Um gaúcho pacato, bem-humorado e que curte escrever algumas bobagens e algumas coisas sérias de vez em quando. Devorador voraz de livros e cinéfilo assumido. O resto não interessa, ao menos por enquanto.

Tuesday, May 21, 2013

Buscando sentido.


É inevitável. Assim que ficam sabendo que não sou um cara religioso, as pessoas me perguntam: “Mas se tu não acredita em nada, por que acha que estamos aqui? Pra ti, qual o sentido de tudo?”
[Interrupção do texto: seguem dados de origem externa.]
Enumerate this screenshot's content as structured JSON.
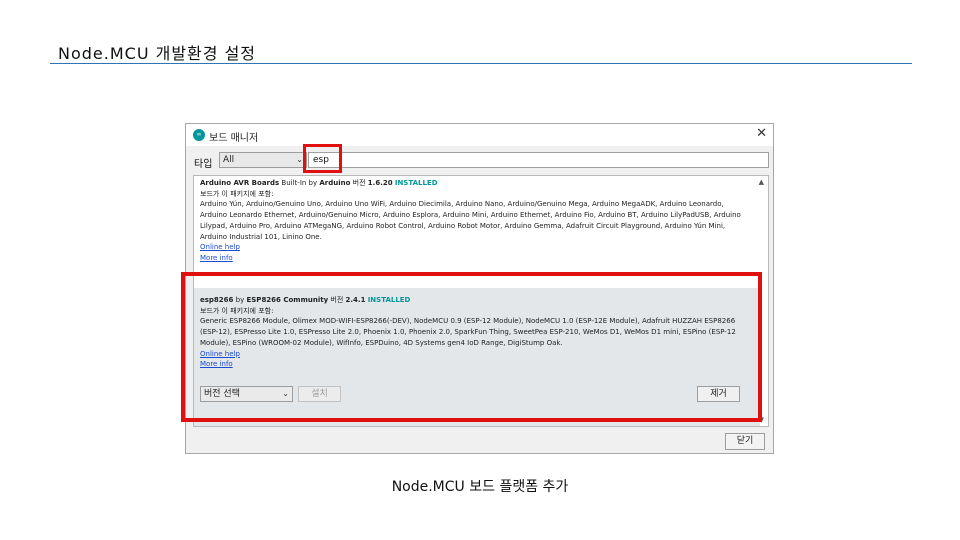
{
  "slide": {
    "title": "Node.MCU 개발환경 설정",
    "caption": "Node.MCU 보드 플랫폼 추가",
    "accent_color": "#2e75b6",
    "highlight_color": "#e01010"
  },
  "window": {
    "icon": "arduino-icon",
    "icon_text": "∞",
    "title": "보드 매니저",
    "close_glyph": "✕"
  },
  "filter": {
    "type_label": "타입",
    "type_value": "All",
    "search_value": "esp"
  },
  "boards": [
    {
      "name": "Arduino AVR Boards",
      "by_text": "Built-In by",
      "author": "Arduino",
      "version_label": "버전",
      "version": "1.6.20",
      "status": "INSTALLED",
      "included_label": "보드가 이 패키지에 포함:",
      "boards_list": "Arduino Yún, Arduino/Genuino Uno, Arduino Uno WiFi, Arduino Diecimila, Arduino Nano, Arduino/Genuino Mega, Arduino MegaADK, Arduino Leonardo, Arduino Leonardo Ethernet, Arduino/Genuino Micro, Arduino Esplora, Arduino Mini, Arduino Ethernet, Arduino Fio, Arduino BT, Arduino LilyPadUSB, Arduino Lilypad, Arduino Pro, Arduino ATMegaNG, Arduino Robot Control, Arduino Robot Motor, Arduino Gemma, Adafruit Circuit Playground, Arduino Yún Mini, Arduino Industrial 101, Linino One.",
      "online_help": "Online help",
      "more_info": "More info"
    },
    {
      "name": "esp8266",
      "by_text": "by",
      "author": "ESP8266 Community",
      "version_label": "버전",
      "version": "2.4.1",
      "status": "INSTALLED",
      "included_label": "보드가 이 패키지에 포함:",
      "boards_list": "Generic ESP8266 Module, Olimex MOD-WIFI-ESP8266(-DEV), NodeMCU 0.9 (ESP-12 Module), NodeMCU 1.0 (ESP-12E Module), Adafruit HUZZAH ESP8266 (ESP-12), ESPresso Lite 1.0, ESPresso Lite 2.0, Phoenix 1.0, Phoenix 2.0, SparkFun Thing, SweetPea ESP-210, WeMos D1, WeMos D1 mini, ESPino (ESP-12 Module), ESPino (WROOM-02 Module), WifInfo, ESPDuino, 4D Systems gen4 IoD Range, DigiStump Oak.",
      "online_help": "Online help",
      "more_info": "More info",
      "version_select": "버전 선택",
      "install_label": "설치",
      "remove_label": "제거"
    }
  ],
  "footer": {
    "close_label": "닫기"
  }
}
Bom, primeiro, nunca disse que não acredito em nada. Acredito em muita coisa. Acredito no ser humano. Acredito na capacidade do nosso cérebro. Acredito na bondade, na generosidade, no respeito. Acredito na busca pelo conhecimento como forma de compreender o universo e a natureza. Acredito na força e na beleza da arte. Acredito na troca de ideias. Acredito na verdade. Se bobear, acredito até mesmo que a Megan Fox um dia vai dar bola para mim. Acredito em muita coisa. Apenas não acredito em superstições, no sobrenatural ou em teorias e doutrinas que, ao que tudo indica, mesmo após milênios, não passam de meras ilusões.
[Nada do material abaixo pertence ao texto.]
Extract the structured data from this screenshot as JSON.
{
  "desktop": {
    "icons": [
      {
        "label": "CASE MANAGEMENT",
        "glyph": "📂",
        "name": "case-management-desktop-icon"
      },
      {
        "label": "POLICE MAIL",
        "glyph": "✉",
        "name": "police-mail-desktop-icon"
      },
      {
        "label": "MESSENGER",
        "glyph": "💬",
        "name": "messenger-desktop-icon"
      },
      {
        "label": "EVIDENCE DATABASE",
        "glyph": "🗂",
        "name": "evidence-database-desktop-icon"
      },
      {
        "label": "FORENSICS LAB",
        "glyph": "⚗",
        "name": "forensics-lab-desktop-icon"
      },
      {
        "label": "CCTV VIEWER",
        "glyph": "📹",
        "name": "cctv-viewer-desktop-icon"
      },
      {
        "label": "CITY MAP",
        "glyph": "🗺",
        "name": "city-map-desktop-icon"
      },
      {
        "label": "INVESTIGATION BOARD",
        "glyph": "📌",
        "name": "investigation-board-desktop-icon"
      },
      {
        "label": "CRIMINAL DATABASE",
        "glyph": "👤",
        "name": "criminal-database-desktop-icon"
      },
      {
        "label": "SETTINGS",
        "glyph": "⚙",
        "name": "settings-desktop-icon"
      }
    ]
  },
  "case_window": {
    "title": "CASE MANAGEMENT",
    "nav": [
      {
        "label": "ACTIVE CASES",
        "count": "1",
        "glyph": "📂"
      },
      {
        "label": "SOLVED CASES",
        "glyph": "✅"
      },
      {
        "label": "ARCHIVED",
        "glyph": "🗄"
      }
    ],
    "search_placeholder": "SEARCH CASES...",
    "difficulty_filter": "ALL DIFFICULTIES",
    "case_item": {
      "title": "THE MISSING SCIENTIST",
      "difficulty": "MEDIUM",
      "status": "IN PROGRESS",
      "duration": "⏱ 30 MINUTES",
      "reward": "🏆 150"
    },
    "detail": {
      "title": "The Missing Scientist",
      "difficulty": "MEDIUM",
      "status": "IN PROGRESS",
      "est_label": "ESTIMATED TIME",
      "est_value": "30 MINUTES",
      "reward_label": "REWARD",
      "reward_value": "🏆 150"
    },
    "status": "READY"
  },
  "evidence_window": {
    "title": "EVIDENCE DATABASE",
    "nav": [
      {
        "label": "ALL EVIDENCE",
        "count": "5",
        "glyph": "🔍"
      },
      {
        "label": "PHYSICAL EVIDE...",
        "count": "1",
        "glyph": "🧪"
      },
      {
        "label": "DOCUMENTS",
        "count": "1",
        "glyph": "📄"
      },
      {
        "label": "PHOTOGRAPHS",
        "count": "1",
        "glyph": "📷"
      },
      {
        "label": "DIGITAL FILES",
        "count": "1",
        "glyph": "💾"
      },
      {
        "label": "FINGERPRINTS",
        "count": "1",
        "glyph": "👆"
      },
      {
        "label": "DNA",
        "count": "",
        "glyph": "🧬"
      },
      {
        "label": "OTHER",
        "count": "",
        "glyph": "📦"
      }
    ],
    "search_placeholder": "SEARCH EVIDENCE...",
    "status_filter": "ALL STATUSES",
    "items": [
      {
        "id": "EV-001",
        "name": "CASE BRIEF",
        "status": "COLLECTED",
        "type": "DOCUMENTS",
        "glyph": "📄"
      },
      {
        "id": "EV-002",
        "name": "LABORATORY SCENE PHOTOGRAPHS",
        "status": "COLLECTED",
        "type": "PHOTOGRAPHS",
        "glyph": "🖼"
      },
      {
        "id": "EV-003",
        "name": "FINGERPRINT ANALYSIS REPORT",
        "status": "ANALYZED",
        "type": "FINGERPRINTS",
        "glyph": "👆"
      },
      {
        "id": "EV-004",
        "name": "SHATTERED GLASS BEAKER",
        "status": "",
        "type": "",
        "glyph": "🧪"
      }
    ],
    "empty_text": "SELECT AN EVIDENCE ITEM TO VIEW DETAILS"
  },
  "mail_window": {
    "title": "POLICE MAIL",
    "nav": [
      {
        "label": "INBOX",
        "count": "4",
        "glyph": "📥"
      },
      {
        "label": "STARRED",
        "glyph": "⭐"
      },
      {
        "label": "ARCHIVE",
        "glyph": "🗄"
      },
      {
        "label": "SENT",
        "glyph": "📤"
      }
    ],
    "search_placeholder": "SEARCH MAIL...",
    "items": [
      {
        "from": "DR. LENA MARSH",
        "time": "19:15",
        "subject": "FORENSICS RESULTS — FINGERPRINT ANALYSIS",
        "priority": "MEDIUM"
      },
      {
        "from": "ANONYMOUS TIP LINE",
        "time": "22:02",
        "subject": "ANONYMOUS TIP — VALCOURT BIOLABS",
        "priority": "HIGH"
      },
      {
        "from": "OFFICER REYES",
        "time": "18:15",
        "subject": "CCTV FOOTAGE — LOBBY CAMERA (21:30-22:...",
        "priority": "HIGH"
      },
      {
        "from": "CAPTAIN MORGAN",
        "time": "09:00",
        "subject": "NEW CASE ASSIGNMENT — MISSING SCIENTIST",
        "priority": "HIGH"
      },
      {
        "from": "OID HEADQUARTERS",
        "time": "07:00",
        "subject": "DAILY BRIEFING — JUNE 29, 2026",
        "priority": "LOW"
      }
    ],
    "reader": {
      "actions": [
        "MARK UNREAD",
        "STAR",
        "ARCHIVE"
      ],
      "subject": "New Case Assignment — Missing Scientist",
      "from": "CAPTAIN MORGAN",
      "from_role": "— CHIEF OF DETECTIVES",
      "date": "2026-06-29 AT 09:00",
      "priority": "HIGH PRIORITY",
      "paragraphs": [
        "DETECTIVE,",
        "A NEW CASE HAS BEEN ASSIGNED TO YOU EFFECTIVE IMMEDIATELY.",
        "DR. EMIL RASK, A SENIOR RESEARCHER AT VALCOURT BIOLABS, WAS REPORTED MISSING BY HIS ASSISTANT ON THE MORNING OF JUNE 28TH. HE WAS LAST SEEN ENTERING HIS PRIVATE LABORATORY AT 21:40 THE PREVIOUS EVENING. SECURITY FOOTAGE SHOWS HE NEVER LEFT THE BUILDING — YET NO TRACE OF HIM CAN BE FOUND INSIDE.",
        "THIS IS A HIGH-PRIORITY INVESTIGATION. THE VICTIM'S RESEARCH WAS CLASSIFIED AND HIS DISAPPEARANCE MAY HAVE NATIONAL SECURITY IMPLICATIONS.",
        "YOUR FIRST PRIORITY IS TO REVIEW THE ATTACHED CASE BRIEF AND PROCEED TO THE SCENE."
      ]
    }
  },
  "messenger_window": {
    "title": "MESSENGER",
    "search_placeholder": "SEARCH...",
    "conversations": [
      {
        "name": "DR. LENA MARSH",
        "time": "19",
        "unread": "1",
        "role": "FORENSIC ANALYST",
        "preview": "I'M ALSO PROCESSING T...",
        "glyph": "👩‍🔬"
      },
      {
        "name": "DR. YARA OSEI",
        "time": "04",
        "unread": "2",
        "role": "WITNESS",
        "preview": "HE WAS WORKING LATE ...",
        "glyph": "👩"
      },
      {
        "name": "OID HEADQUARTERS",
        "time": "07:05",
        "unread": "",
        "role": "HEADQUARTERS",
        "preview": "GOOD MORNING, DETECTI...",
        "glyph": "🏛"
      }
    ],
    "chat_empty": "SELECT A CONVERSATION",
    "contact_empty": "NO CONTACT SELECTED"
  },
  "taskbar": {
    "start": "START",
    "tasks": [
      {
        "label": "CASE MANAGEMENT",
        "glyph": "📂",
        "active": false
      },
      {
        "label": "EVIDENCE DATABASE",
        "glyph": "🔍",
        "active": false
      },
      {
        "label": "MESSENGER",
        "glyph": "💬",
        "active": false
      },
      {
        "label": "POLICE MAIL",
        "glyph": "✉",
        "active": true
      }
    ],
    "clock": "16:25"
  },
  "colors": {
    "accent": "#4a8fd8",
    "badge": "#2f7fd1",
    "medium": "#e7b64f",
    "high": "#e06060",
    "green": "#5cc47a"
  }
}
Agora, por que estamos aqui? Qual o sentido de tudo? Pra ser sincero, quem sabe? Tenho a minha opinião, claro. Não é uma opinião formada a partir do nada, mas embasada nas respostas que já busquei para meus próprios questionamentos, fundamentada em todos os livros que já li sobre variados assuntos e, principalmente, originada da minha própria experiência de vida e das observações e reflexões provindas dela. É uma opinião que muitos não conseguem compartilhar, que muitos se recusam a compartilhar, mas que ainda me parece a mais sensata e lógica, diante de tudo o que se sabe até hoje: estamos aqui simplesmente por acaso e não existe um sentido maior para nossas existências.
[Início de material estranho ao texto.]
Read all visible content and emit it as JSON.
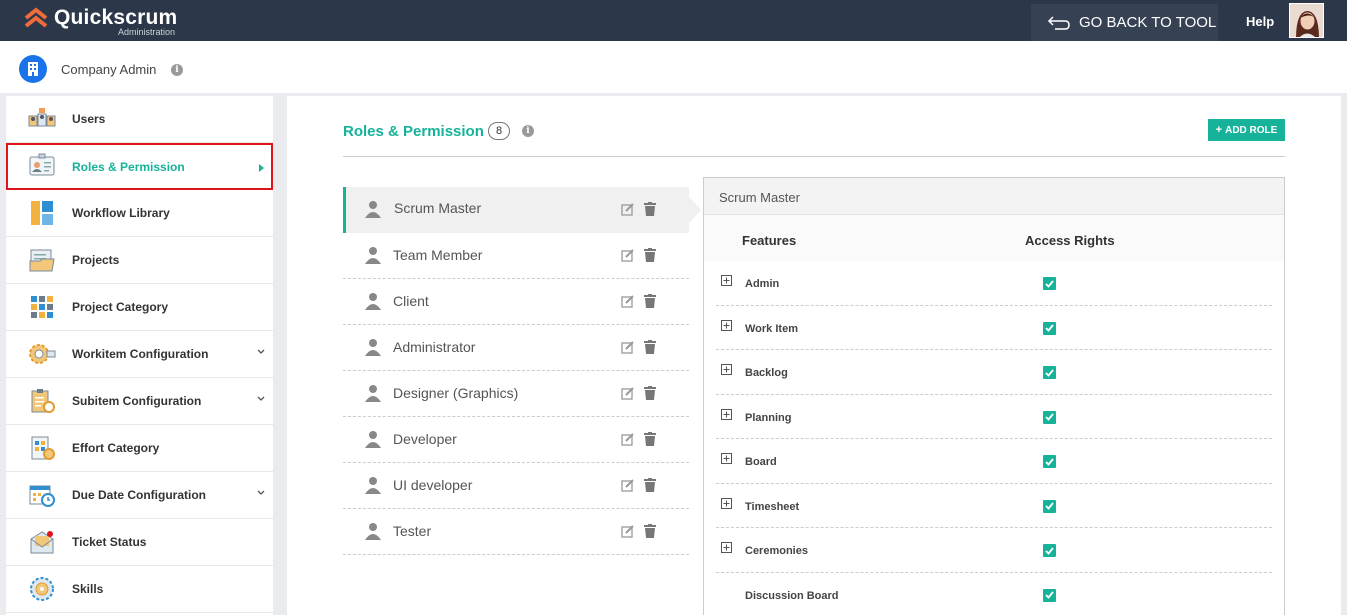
{
  "app": {
    "name": "Quickscrum",
    "subtitle": "Administration"
  },
  "topbar": {
    "back_label": "GO BACK TO TOOL",
    "help_label": "Help"
  },
  "subheader": {
    "title": "Company Admin"
  },
  "sidebar": {
    "items": [
      {
        "label": "Users",
        "icon": "users-icon"
      },
      {
        "label": "Roles & Permission",
        "icon": "id-card-icon",
        "active": true
      },
      {
        "label": "Workflow Library",
        "icon": "workflow-icon"
      },
      {
        "label": "Projects",
        "icon": "folder-icon"
      },
      {
        "label": "Project Category",
        "icon": "grid-icon"
      },
      {
        "label": "Workitem Configuration",
        "icon": "gear-cog-icon",
        "expandable": true
      },
      {
        "label": "Subitem Configuration",
        "icon": "clipboard-gear-icon",
        "expandable": true
      },
      {
        "label": "Effort Category",
        "icon": "effort-icon"
      },
      {
        "label": "Due Date Configuration",
        "icon": "calendar-clock-icon",
        "expandable": true
      },
      {
        "label": "Ticket Status",
        "icon": "ticket-envelope-icon"
      },
      {
        "label": "Skills",
        "icon": "skills-gear-icon"
      }
    ]
  },
  "main": {
    "title": "Roles & Permission",
    "count": "8",
    "add_role_label": "ADD ROLE",
    "roles": [
      {
        "name": "Scrum Master",
        "active": true
      },
      {
        "name": "Team Member"
      },
      {
        "name": "Client"
      },
      {
        "name": "Administrator"
      },
      {
        "name": "Designer (Graphics)"
      },
      {
        "name": "Developer"
      },
      {
        "name": "UI developer"
      },
      {
        "name": "Tester"
      }
    ],
    "permissions": {
      "role_title": "Scrum Master",
      "col_features": "Features",
      "col_access": "Access Rights",
      "features": [
        {
          "name": "Admin",
          "checked": true,
          "expandable": true
        },
        {
          "name": "Work Item",
          "checked": true,
          "expandable": true
        },
        {
          "name": "Backlog",
          "checked": true,
          "expandable": true
        },
        {
          "name": "Planning",
          "checked": true,
          "expandable": true
        },
        {
          "name": "Board",
          "checked": true,
          "expandable": true
        },
        {
          "name": "Timesheet",
          "checked": true,
          "expandable": true
        },
        {
          "name": "Ceremonies",
          "checked": true,
          "expandable": true
        },
        {
          "name": "Discussion Board",
          "checked": true,
          "expandable": false
        }
      ]
    }
  },
  "colors": {
    "accent": "#16b29a",
    "topbar": "#2c3849",
    "active_border": "#e0141b"
  }
}
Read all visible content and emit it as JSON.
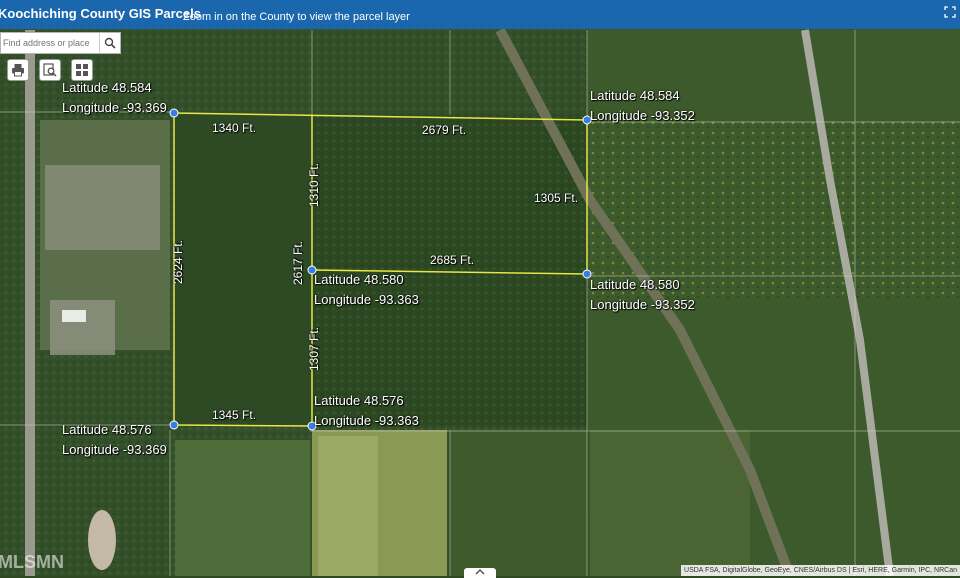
{
  "header": {
    "title": "Koochiching County GIS Parcels",
    "message": "Zoom in on the County to view the parcel layer"
  },
  "search": {
    "placeholder": "Find address or place"
  },
  "toolbar": {
    "print_icon": "printer-icon",
    "find_icon": "search-list-icon",
    "apps_icon": "grid-icon"
  },
  "points": {
    "nw": {
      "lat": "Latitude 48.584",
      "lon": "Longitude -93.369"
    },
    "ne": {
      "lat": "Latitude 48.584",
      "lon": "Longitude -93.352"
    },
    "mid": {
      "lat": "Latitude 48.580",
      "lon": "Longitude -93.363"
    },
    "e": {
      "lat": "Latitude 48.580",
      "lon": "Longitude -93.352"
    },
    "sm": {
      "lat": "Latitude 48.576",
      "lon": "Longitude -93.363"
    },
    "sw": {
      "lat": "Latitude 48.576",
      "lon": "Longitude -93.369"
    }
  },
  "distances": {
    "top_left": "1340 Ft.",
    "top_right": "2679 Ft.",
    "right": "1305 Ft.",
    "mid_h": "2685 Ft.",
    "mid_v_top": "1310 Ft.",
    "mid_v_mid": "2617 Ft.",
    "mid_v_bottom": "1307 Ft.",
    "left": "2624 Ft.",
    "bottom": "1345 Ft."
  },
  "attribution": "USDA FSA, DigitalGlobe, GeoEye, CNES/Airbus DS | Esri, HERE, Garmin, IPC, NRCan",
  "watermark": "MLSMN",
  "colors": {
    "header": "#1a67ad",
    "survey_line": "#e8e64a",
    "point": "#3a7de0"
  }
}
Muitos acham que essa é uma visão desesperançosa. Mais do que isso, veem esse pensamento como algo amedrontador. Para estes, é inviável, inaceitável, pensar que estamos à deriva na imensidão cósmica, sem algum objetivo, alguma missão ou algo nos esperando quando a morte chegar. Para muitos – a grande maioria –, isso é o mesmo que dizer que a vida é uma imbecilidade, um fútil esforço de décadas que não vale a pena, uma vez que não se chega a lugar algum.

Pois penso exatamente o contrário. Vejo minha forma de encarar essa questão como libertária, uma fuga das amarras de qualquer dogma que me impeça de viver a vida. De viver essa vida, não uma que talvez, quiçá, quem sabe, virá depois. Do jeito que vejo as coisas, a vida é uma só. Essa, aqui, agora. Não há o depois. Assim como não houve o antes. Você não está aqui porque um ser magnânimo o criou à sua imagem e semelhança. Está aqui simplesmente porque, bilhões de anos após o que se imagina ter sido o início do universo, seu pai e sua mãe se sentiram atraídos um pelo outro em um pequeno planeta de uma das incontáveis galáxias existentes e o espermatozoide dele fecundou o óvulo dela, gerando um embrião que virou um feto e depois virou você. É isso. Não há um significado maior para tudo isso. Não há um sentido para a sua vida.

Ou melhor, há. O sentido da sua vida é simplesmente aquele que você dá a ela. Não é algo vindo do além, não é algo que vai cair no seu colo. Não é algo que vai se revelar surgindo do céu. Pode ser difícil de aceitar, mas tudo indica que não há um plano grandioso, um desígnio maior para a sua existência. É muito mais simples do que isso. Quem dá sentido à sua vida é você. Ninguém mais.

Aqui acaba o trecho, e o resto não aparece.